Flowers are the most-purchased Mother's Day gift, and two-thirds of consumers plan to pick up a bouquet for Mom this year. They can be expensive though. Kelli Grant, Senior Consumer Reporter for SmartMoney.com, discusses how to make sure you're getting a good value.
Order as early as you can. Some vendors offer fewer sales and higher delivery fees as the week progresses. You might also see more substitutions on late orders, since it's down to what the florist has on hand. You might pay premiums of up to $20 for delivery on Mother's Day weekend. Make sure you order by Thursday at the latest.
Hunt down the sales. Local florists and online sites both offer plenty of Mother's Day specials. Check their sites, as well as coupon code sites, for discounts. You might save up to 50% on a specific bouquet, or 20% site-wide.
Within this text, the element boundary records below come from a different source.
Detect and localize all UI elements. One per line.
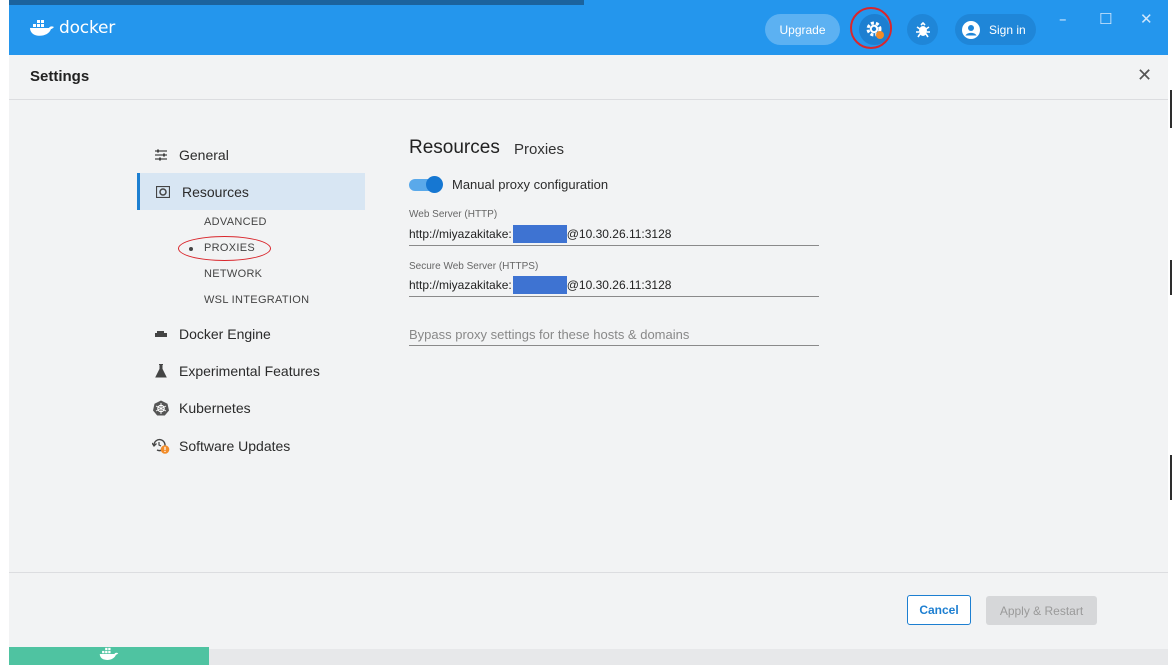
- background-right: [1168, 0, 1172, 665]
- section-title: Resources: [409, 137, 500, 158]
- https-proxy-field[interactable]: http://miyazakitake: @10.30.26.11:3128: [409, 274, 819, 297]
- http-field-prefix: http://miyazakitake:: [409, 227, 512, 241]
- sidebar-subitem-network[interactable]: NETWORK: [204, 268, 262, 280]
- https-field-suffix: @10.30.26.11:3128: [566, 278, 672, 292]
- docker-logo: docker: [29, 18, 115, 38]
- logo-text: docker: [59, 18, 116, 38]
- flask-icon: [155, 363, 167, 377]
- window-close-button[interactable]: ✕: [1140, 10, 1153, 28]
- http-field-label: Web Server (HTTP): [409, 209, 498, 220]
- upgrade-button[interactable]: Upgrade: [765, 14, 840, 45]
- sidebar-item-kubernetes[interactable]: Kubernetes: [137, 389, 365, 426]
- sidebar-item-experimental-features[interactable]: Experimental Features: [137, 352, 365, 389]
- https-field-prefix: http://miyazakitake:: [409, 278, 512, 292]
- sidebar-subitem-wsl-integration[interactable]: WSL INTEGRATION: [204, 294, 309, 306]
- settings-button[interactable]: [859, 14, 890, 45]
- title-bar: docker Upgrade Sign in – ☐ ✕: [9, 0, 1168, 55]
- apply-restart-button[interactable]: Apply & Restart: [986, 596, 1097, 625]
- sidebar-item-software-updates[interactable]: Software Updates: [137, 427, 365, 464]
- sign-in-label: Sign in: [989, 22, 1026, 37]
- troubleshoot-button[interactable]: [907, 14, 938, 45]
- http-proxy-field[interactable]: http://miyazakitake: @10.30.26.11:3128: [409, 223, 819, 246]
- maximize-button[interactable]: ☐: [1099, 10, 1112, 28]
- sidebar-item-resources[interactable]: Resources: [137, 173, 365, 210]
- engine-icon: [155, 330, 167, 337]
- sidebar-item-label: Resources: [182, 183, 249, 200]
- gear-icon: [866, 21, 884, 39]
- sidebar-item-label: Kubernetes: [179, 399, 251, 416]
- sidebar-item-docker-engine[interactable]: Docker Engine: [137, 315, 365, 352]
- bypass-proxy-field[interactable]: Bypass proxy settings for these hosts & …: [409, 323, 819, 346]
- redaction-box: [512, 276, 567, 294]
- sidebar-item-general[interactable]: General: [137, 136, 365, 173]
- kubernetes-icon: [153, 400, 169, 415]
- settings-window: docker Upgrade Sign in – ☐ ✕ Settings ✕ …: [9, 0, 1168, 665]
- http-field-suffix: @10.30.26.11:3128: [566, 227, 672, 241]
- redaction-box: [512, 225, 567, 243]
- section-subtitle: Proxies: [514, 141, 565, 158]
- sliders-icon: [155, 149, 167, 160]
- page-title: Settings: [30, 68, 90, 85]
- minimize-button[interactable]: –: [1059, 10, 1067, 28]
- settings-header: Settings ✕: [9, 55, 1168, 100]
- sign-in-button[interactable]: Sign in: [955, 14, 1036, 45]
- toggle-label: Manual proxy configuration: [452, 177, 609, 192]
- docker-status-tab[interactable]: [9, 647, 209, 665]
- cancel-button[interactable]: Cancel: [907, 595, 971, 625]
- sidebar-item-label: Experimental Features: [179, 362, 320, 379]
- https-field-label: Secure Web Server (HTTPS): [409, 261, 539, 272]
- user-icon: [962, 20, 980, 39]
- manual-proxy-toggle[interactable]: [409, 176, 444, 193]
- close-settings-button[interactable]: ✕: [1137, 65, 1152, 86]
- sidebar-subitem-proxies[interactable]: PROXIES: [204, 242, 255, 254]
- sidebar-subitem-advanced[interactable]: ADVANCED: [204, 216, 267, 228]
- update-icon: [152, 438, 170, 454]
- sidebar-item-label: Docker Engine: [179, 325, 271, 342]
- sidebar-item-label: Software Updates: [179, 437, 291, 454]
- bypass-placeholder: Bypass proxy settings for these hosts & …: [409, 326, 690, 342]
- bug-icon: [915, 21, 930, 37]
- resources-icon: [155, 185, 170, 198]
- top-strip: [9, 0, 584, 5]
- docker-whale-icon: [30, 20, 54, 36]
- docker-whale-icon: [99, 647, 119, 660]
- background-left: [0, 0, 9, 665]
- toggle-knob: [426, 176, 443, 193]
- sidebar-item-label: General: [179, 146, 229, 163]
Calculate total costs. That enticingly cheap online bouquet probably won't be once you factor in taxes, fees and delivery. That can easily add $20 to the bouquet cost. Some sites also charge $10 to $15 extra for a vase, or up to $15 extra to have it delivered by a certain time of day. Factor all that in when you're shopping around.
Even if you grab a cheap bunch of flowers from the corner store or supermarket, experts say you can easily rearrange them to look like a pricier bouquet. They suggest picking blooms of the same color. Or just get a few smaller bouquets of the same single type, like roses or tulips.
We did a test of some sites that ship bouquets, and it's safe to say that consumers should take preview pictures with a grain of salt when they're ordering. It's common for both sites and local florists to make substitutions. If it's important that Mom's bouquet have say, yellow roses, you may want to call a local florist and order an arrangement to your specifications.